Driving AI Design

The goal was to research vehicle forensics, a new area for us, and then design a prototype for an application that can be used to unobtrusively collect vehicle data via the infotainment USB and the vehicle's OBD II port. We conducted dozens of interviews with law enforcement agencies in North America and the UK to understand how they conduct vehicle forensics today and what our product would need to do to be a useful resource to them.

Key activities:

  • Interviewing customer users who performed vehicle forensics to understand their tools and processes.
  • Reviewing competitor offerings and existing workflows
  • Mapping out the application flow from lookup, to connection, through to acquisition of data.
  • Building an interactive prototype to test with users.

Researching vehicle forensics

Through extensive interviews, we spoke to many practitioners of vehicle forensics. They covered a wide range of experience levels and technical competency and available resources. Through the knowledge gained through this research we developed an understanding of the different personas, which helped when we designed the application.

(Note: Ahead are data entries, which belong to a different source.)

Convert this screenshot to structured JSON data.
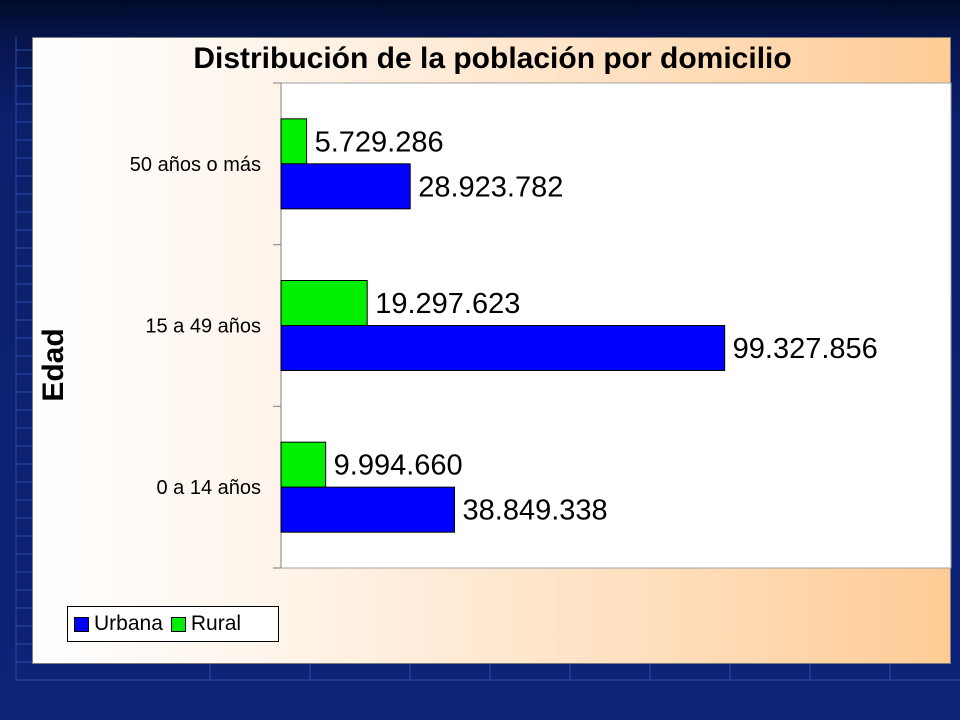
{
  "chart_data": {
    "type": "bar",
    "orientation": "horizontal",
    "title": "Distribución de la población por domicilio",
    "ylabel": "Edad",
    "xlabel": "",
    "categories": [
      "50 años o más",
      "15 a 49 años",
      "0 a 14 años"
    ],
    "series": [
      {
        "name": "Rural",
        "color": "#00ee00",
        "values": [
          5729286,
          19297623,
          9994660
        ],
        "labels": [
          "5.729.286",
          "19.297.623",
          "9.994.660"
        ]
      },
      {
        "name": "Urbana",
        "color": "#0000ff",
        "values": [
          28923782,
          99327856,
          38849338
        ],
        "labels": [
          "28.923.782",
          "99.327.856",
          "38.849.338"
        ]
      }
    ],
    "xlim": [
      0,
      150000000
    ],
    "grid": false,
    "legend_position": "bottom-left"
  },
  "legend": {
    "urbana_label": "Urbana",
    "rural_label": "Rural"
  },
  "colors": {
    "urbana": "#0000ff",
    "rural": "#00ee00"
  }
}
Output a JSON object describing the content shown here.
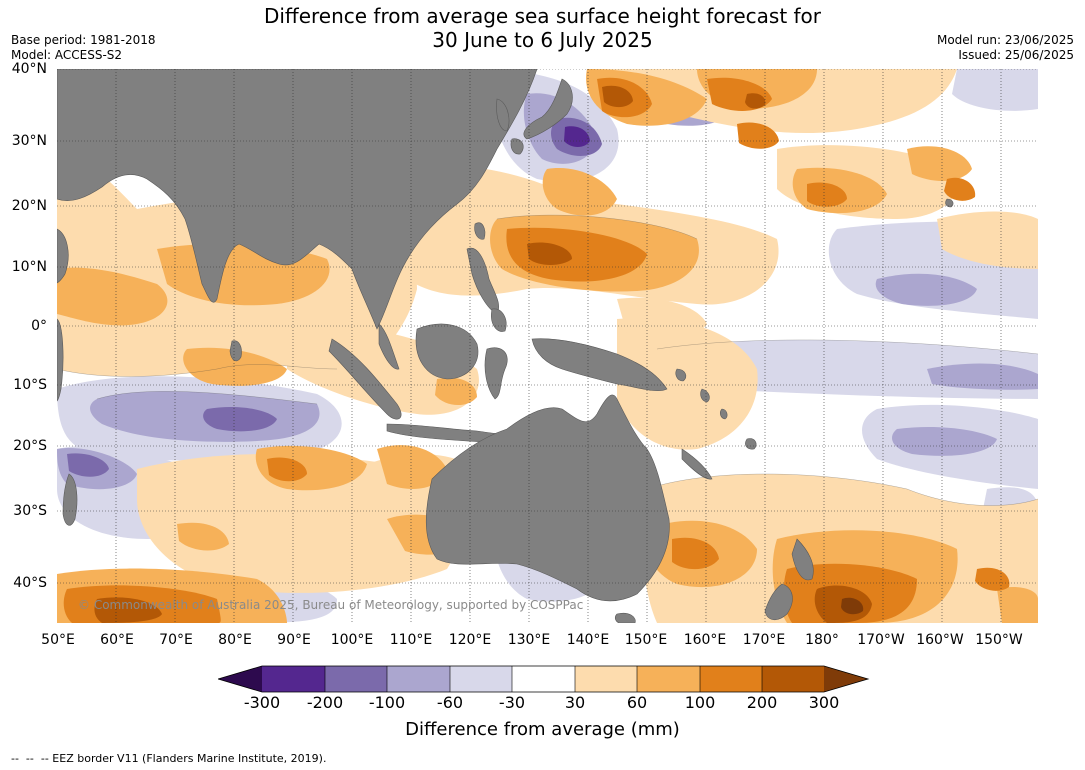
{
  "title_line1": "Difference from average sea surface height forecast for",
  "title_line2": "30 June to 6 July 2025",
  "base_period": "Base period: 1981-2018",
  "model": "Model: ACCESS-S2",
  "model_run": "Model run: 23/06/2025",
  "issued": "Issued: 25/06/2025",
  "lat_labels": [
    "40°N",
    "30°N",
    "20°N",
    "10°N",
    "0°",
    "10°S",
    "20°S",
    "30°S",
    "40°S"
  ],
  "lon_labels": [
    "50°E",
    "60°E",
    "70°E",
    "80°E",
    "90°E",
    "100°E",
    "110°E",
    "120°E",
    "130°E",
    "140°E",
    "150°E",
    "160°E",
    "170°E",
    "180°",
    "170°W",
    "160°W",
    "150°W"
  ],
  "copyright": "© Commonwealth of Australia 2025, Bureau of Meteorology, supported by COSPPac",
  "colorbar": {
    "title": "Difference from average (mm)",
    "ticks": [
      "-300",
      "-200",
      "-100",
      "-60",
      "-30",
      "30",
      "60",
      "100",
      "200",
      "300"
    ],
    "colors": [
      "#2d0a4e",
      "#54278f",
      "#7b6aab",
      "#aba6cf",
      "#d8d8ea",
      "#ffffff",
      "#fddcae",
      "#f6b159",
      "#e1801b",
      "#b35806",
      "#7f3b08"
    ],
    "land_color": "#808080"
  },
  "footer": "--  --  -- EEZ border V11 (Flanders Marine Institute, 2019)."
}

Reviewing competitor offerings

In tandem with interviewing users, we reviewed the primary competitor offering to see how our product fit within the ecosystem. As they offered a mostly hardware-based solution, our unobtrusive software solution filled a void for customers limited by knowledge, time, and expense.

Mapping out the application

Before starting the application, I worked with the principle developer to understand the application workflow. Since the product was interacting with a wide range of vehicles, we needed to account for a variety of exception conditions that could occur during key parts of the operation. Through this exercise, we solidified an approach to guiding the user through the connection and acquisition process.

Building the prototype

The application consisted of two main parts:

  • The primary part for connecting to the vehicle and acquiring its data.
  • A lookup section for identifying vehicles and infotainment support.
  • The design for the primary part of the application was initially completed in Figma and then imported into Claude Code via the Figma MCP connector. From there, I iterated through several designs based on feedback from the team, internal stakeholders, and customer users.

    Primary flow: vehicle data acquisition

    To design the lookup section, the product manager and I wanted to explore a few different designs using AI tools so that we could share different approaches with some prospective users. The company was experimenting with Lovable as a design tool so we designed three different versions. Due to model costs, we decided to export the code and continue develop with Claude Code. I rapidly built out the three versions and we held design exploration sessions with customers. Of the three designs, one was a clear winner for reasons including: familiarity with layout, discoverability of UI affordances, and general aesthetics.

    Vehicle lookup flow: The winning design

    Results

    From the extensive research interviews of our customers, rapid prototying using AI, and several iterations of testing, we produced a functioning prototype that served as the basis for the product.